Karenztage-Pläne lösen heftige Debatte über Krankengeld und Arbeitskultur aus
Milan SüßebierKarenztage-Pläne lösen heftige Debatte über Krankengeld und Arbeitskultur aus
Der Vorschlag, Karenztage einzuführen – also eine vorübergehende Aussetzung des Krankengeldes –, hat in Deutschland eine Debatte ausgelöst. Die Idee, die vom Leibniz-Zentrum für Europäische Wirtschaftsforschung (ZEW) und dem Kronberger Kreis vorgebracht wurde, zielt auf eine höhere Effizienz des Systems ab. Doch sie stößt auf scharfe Kritik von Gewerkschaften, Fachleuten und Gesundheitsexperten.
Die Empfehlung, Karenztage als Instrument für wirtschaftliche Effizienz zu nutzen, stammt vom Wirtschafts-forschungsinstitut ZEW und dem Kronberger Kreis. Unternehmen setzen jedoch nicht auf Kostensenkungsmaßnahmen wie die Kürzung des Krankengeldes, sondern priorisieren bessere Arbeitsbedingungen und eine Vertrauenskultur.
Jens Baas, Vorstandsvorsitzender der Techniker Krankenkasse (TK), argumentiert, dass eine Senkung des Krankengeldes dazu führe, dass Beschäftigte notwendige Behandlungen aufschöben. Dies berge die Gefahr längerer Ausfallzeiten, warnte er. Seine Position deckt sich mit einer TK-Studie, in der sich zwei Drittel der Befragten gegen eine Kürzung des Krankengeldes aussprachen.
Auch Gewerkschaften und Sozialverbände äußern Bedenken: Sie befürchten, dass Arbeitnehmer aus Angst vor finanziellen Einbußen auf medizinische Versorgung verzichten könnten. Der Gesundheitsminister von Nordrhein-Westfalen, Karl-Josef Laumann, sowie die Personalexpertin Magdalena Rogl haben die Karenztage-Pläne öffentlich kritisiert. Das NRW-Arbeitsministerium betont unterdessen die Bedeutung einer gesundheitsfördernden Arbeitskultur. Fachleute sind sich einig, dass starke Führung und ein Bewusstsein für Gesundheit entscheidend sind für die Belastbarkeit der Mitarbeiter und ein nachhaltiges Arbeitsumfeld.

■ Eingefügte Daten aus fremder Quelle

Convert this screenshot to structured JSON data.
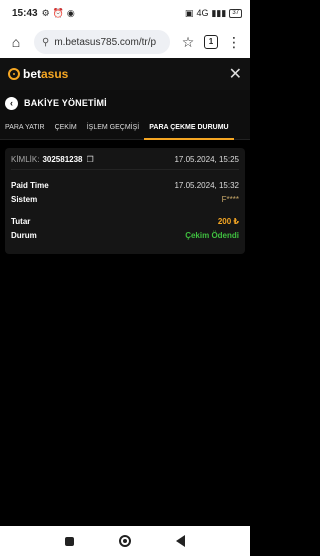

Rechtliche Hürden bleiben bestehen, da die Einführung von Karenztagen einen neuen gesetzlichen Rahmen erfordern würde. Die politische Diskussion hat sich mittlerweile auf Vertrauen und Gesundheitsförderung verlagert, statt auf finanzielle Sanktionen. Unternehmen investieren zunehmend in das Wohlbefinden am Arbeitsplatz. Ohne gesetzliche Änderungen wird der Vorschlag zu Karenztagen jedoch nicht umsetzbar sein.